Болеслав Прус - Том 2. Повести и рассказы стр 3.

Шрифт
Фон

- Выслушай меня, - взволнованно заговорил он, - я открою тебе один секрет… Видишь ли, с этим жилетом я немножко жульничал. Чтобы тебя успокоить, я ежедневно затягивал хлястик, и потому жилет стал мне тесен… Таким образом, вчера я затянул его до конца и уже боялся, что мой секрет откроется… Как вдруг сегодня… знаешь, что случилось?.. Сегодня мне, я даю тебе честное слово, не только не понадобилось затягивать его, а даже пришлось немного хлястик отпустить! Жилет стал мне форменным образом тесен, хотя еще вчера был широковат. Ну, теперь и я верю, что выздоровею. Я сам… А доктор пусть думает, что ему угодно.

Долгая речь так его утомила, что ему пришлось перейти на кровать. Но человеку, которому не нужно с помощью хлястика доказывать, что он полнеет, не подобает ложиться, поэтому он сел на постели, как в кресле, опершись на плечо жены.

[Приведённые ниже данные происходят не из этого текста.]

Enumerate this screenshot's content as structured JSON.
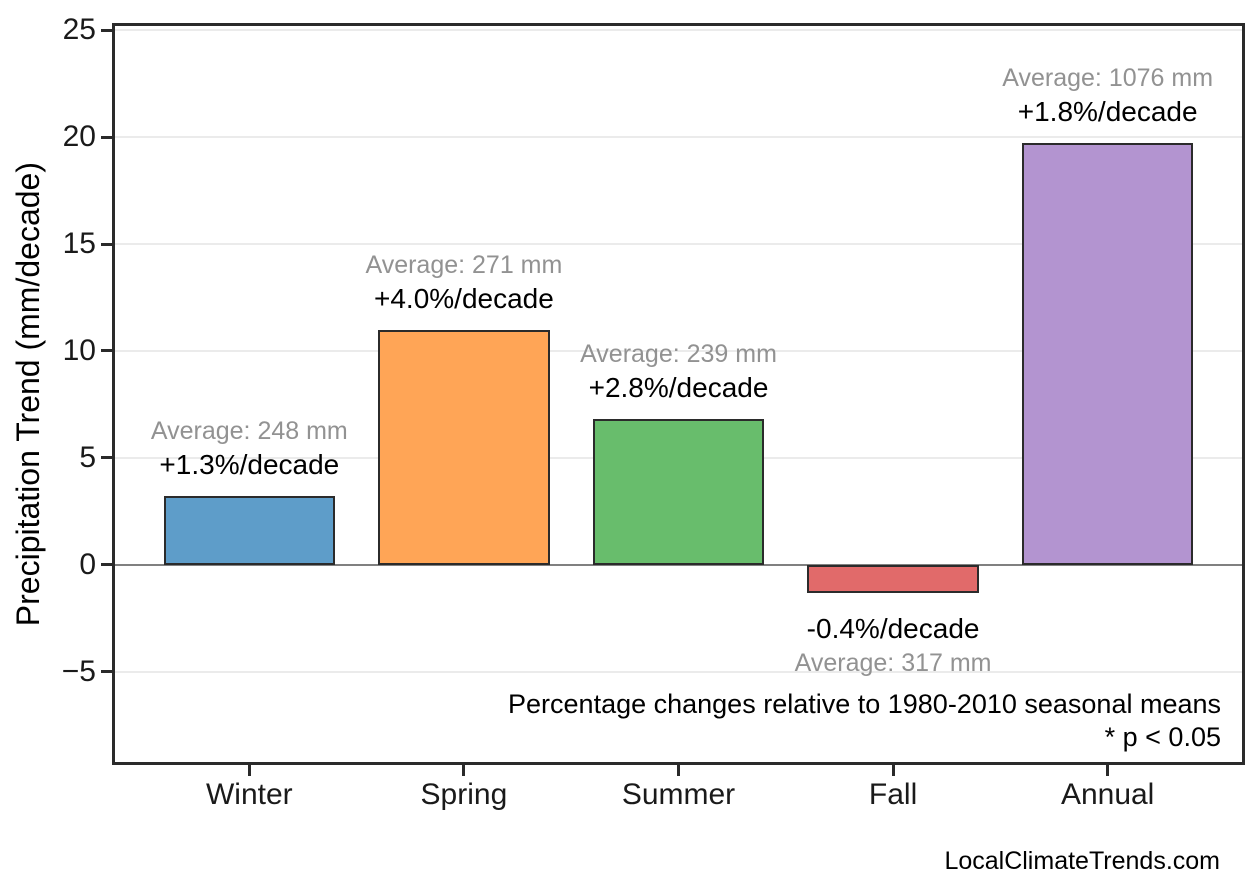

- Ну-ну! - прошептал он. - И кто бы мог подумать? Две недели я обманывал жену, уверяя, будто жилет мне тесен, а сегодня он действительно стал тесен!.. Ну-ну!

Так они просидели, прижавшись друг к другу, весь вечер.

Больной был взволнован, как никогда.

- Боже мой! - говорил он, целуя жене руки. - А мне уже казалось, что так я и буду худеть до… конца… Сегодня впервые за эти два месяца я поверил, что могу выздороветь. Ведь больных все обманывают, а жены тем более. Но жилет - нет, этот не обманет!

Сейчас, рассматривая старый жилет, я вижу, что над его хлястиком трудились двое. Муж ежедневно передвигал пряжку, чтобы успокоить жену, а она ушивала хлястик, чтобы подбодрить мужа.

"Встретятся ли они когда-нибудь снова, чтобы открыть друг другу тайну жилета?.." - думал я, глядя на небо.

Но неба не было видно. Только сыпал снег, такой густой и холодный, что даже прах людской, наверно, замерзал в могилах.

А все же кто решится сказать, что там, за этими тучами, нет солнца?..

― ГРЕХИ ДЕТСТВА ―

Я родился в эпоху, когда все непременно носили какой-нибудь титул или хотя бы прозвище, которыми наделяли иногда без достаточных оснований.

По этой причине нашу помещицу называли графиней, моего отца - ее уполномоченным, а меня - очень редко Казиком или Лесьневским, зато достаточно часто сорванцом, пока я жил дома, и ослом, когда я поступил в школу.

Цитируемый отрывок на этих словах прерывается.